Ein anderes Veranstaltungsformat sind die Herrenhäuser Konferenzen mit bis zu 250 Teilnehmern.  Im Fokus stehen hier die gesellschaftliche  Relevanz,  die fachliche Aktualität sowie der Brückenschlag zur Praxis. Neben Wissenschaftlerinnen und Wissenschaftlern können auch Vertreter von NGOs, Medien  und Wissenschaftsorganisationen sowie aus Politik, Wirtschaft und Kunst aktiv teilnehmen. Besonders erwünscht ist die Beteiligung des wissenschaftlichen Nachwuchses aus aller Welt, für den bis zu 30 Travel Grants ausgeschrieben werden können.

 

Für eine Förderung in diesem ebenfalls fachoffenen Angebot  müssen die Konferenzen auch interdisziplinär und international ausgerichtet sein. Hier sind  Professorinnen und Professoren  an deutschen Universitäten und außeruniversitären Forschungseinrichtungen eingeladen, ihre Ideen und Konzepte einzureichen.

O-Ton Bauchbinde: Prof. Dr. Mathias Hornef, Universitätsklinik RWTH Aachen

Wissenschaftliche Konferenzen sind wichtig um Vertreter verschiedener Disziplinen zusammenzubringen, um neue, interdisziplinäre Forschungsgebiete zu untersuchen und neue Hypothesen aufzustellen. Zum anderen lebt die Forschung von Kooperation und so brauchen wir den Kontakt mit anderen Wissenschaftlern, um wissenschaftliche Kooperationen in Gang zu bringen, am Laufen zu halten. Wir brauchen die Kommunikation, um das Vertrauen zu haben Daten miteinander zu teilen.

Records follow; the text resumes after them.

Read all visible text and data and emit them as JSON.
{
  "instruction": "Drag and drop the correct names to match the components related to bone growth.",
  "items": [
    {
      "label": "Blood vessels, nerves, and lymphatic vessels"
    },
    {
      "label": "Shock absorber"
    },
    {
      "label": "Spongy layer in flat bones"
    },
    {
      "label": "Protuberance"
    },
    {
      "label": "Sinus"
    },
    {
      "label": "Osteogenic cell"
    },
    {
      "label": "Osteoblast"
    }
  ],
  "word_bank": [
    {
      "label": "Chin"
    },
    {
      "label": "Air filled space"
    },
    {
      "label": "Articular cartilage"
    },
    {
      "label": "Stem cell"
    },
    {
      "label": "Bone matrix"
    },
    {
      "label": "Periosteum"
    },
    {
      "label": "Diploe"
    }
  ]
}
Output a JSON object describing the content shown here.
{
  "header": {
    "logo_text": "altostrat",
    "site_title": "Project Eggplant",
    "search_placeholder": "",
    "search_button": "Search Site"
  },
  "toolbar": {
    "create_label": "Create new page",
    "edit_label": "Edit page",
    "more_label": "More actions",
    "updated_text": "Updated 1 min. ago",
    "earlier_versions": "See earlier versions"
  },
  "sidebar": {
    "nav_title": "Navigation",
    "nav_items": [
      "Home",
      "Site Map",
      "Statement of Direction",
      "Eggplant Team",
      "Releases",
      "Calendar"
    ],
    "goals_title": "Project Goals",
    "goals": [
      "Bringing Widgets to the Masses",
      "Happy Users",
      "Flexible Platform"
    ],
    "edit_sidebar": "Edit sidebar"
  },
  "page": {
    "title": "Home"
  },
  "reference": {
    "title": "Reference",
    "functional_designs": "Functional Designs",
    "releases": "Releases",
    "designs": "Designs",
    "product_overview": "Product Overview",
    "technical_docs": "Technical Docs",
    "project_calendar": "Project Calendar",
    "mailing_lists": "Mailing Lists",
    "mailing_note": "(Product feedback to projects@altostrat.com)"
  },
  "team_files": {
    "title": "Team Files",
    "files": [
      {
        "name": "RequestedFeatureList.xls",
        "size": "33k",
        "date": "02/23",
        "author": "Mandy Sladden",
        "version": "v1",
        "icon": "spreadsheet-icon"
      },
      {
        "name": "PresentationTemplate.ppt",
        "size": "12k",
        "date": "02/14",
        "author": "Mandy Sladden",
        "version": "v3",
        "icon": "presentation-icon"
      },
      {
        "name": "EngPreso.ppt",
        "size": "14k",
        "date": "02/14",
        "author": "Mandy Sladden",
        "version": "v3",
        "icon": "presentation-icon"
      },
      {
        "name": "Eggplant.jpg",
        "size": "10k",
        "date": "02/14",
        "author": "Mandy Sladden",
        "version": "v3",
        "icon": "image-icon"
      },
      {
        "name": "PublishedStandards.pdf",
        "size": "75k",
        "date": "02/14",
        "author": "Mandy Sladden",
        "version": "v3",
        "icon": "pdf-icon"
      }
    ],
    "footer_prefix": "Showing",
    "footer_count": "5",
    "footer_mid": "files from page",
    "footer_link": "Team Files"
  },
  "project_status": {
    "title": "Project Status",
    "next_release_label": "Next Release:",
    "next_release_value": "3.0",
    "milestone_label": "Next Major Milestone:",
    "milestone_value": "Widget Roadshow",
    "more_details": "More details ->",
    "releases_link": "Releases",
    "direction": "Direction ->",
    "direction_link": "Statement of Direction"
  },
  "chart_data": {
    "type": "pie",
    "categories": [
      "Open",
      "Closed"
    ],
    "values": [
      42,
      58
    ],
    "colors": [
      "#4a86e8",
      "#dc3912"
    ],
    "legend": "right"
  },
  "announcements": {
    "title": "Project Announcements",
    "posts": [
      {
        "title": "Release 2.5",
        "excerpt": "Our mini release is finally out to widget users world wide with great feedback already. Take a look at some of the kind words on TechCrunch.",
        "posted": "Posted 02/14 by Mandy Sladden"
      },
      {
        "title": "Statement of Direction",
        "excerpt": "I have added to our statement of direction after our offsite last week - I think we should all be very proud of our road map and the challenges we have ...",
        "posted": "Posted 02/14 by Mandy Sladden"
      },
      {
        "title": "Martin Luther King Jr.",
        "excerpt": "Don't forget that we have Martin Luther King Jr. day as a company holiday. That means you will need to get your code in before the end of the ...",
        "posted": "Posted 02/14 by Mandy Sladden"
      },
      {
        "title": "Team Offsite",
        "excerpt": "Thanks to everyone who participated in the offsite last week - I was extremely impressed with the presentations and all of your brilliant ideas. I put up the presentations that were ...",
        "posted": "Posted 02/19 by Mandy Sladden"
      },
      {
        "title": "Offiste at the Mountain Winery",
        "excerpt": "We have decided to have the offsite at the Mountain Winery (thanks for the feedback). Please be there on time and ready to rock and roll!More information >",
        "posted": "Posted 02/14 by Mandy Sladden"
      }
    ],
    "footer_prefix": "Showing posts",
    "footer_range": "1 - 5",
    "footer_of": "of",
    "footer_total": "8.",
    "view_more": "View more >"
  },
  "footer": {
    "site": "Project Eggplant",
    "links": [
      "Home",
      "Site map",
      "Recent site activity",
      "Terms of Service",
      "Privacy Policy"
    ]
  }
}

Die Volkswagenstiftung trägt mit ihrer Förderung von Veranstaltungen  zu dieser wichtigen Kommunikation bei. Im Rahmen der Herrenhäuser Konferenzen entwickelt sie gemeinsam mit den veranstaltenden Wissenschaftlern das eingereichte Konzept weiter und hilft bei der Umsetzung. Als Schnittstelle zum Tagungszentrum Schloss Herrenhausen bietet sie Unterstützung bei der organisatorischen Planung, auch hinsichtlich des Caterings und sonstiger Tagungsinfrastruktur.

Mit den Symposien und Konferenzen in Herrenhausen  bereichert  die VolkswagenStiftung nicht nur die Wissenschaftslandschaft Hannovers sondern gibt über ausgewählte Themen und Personen der Forschung insgesamt zukunftsorientierte Impulse.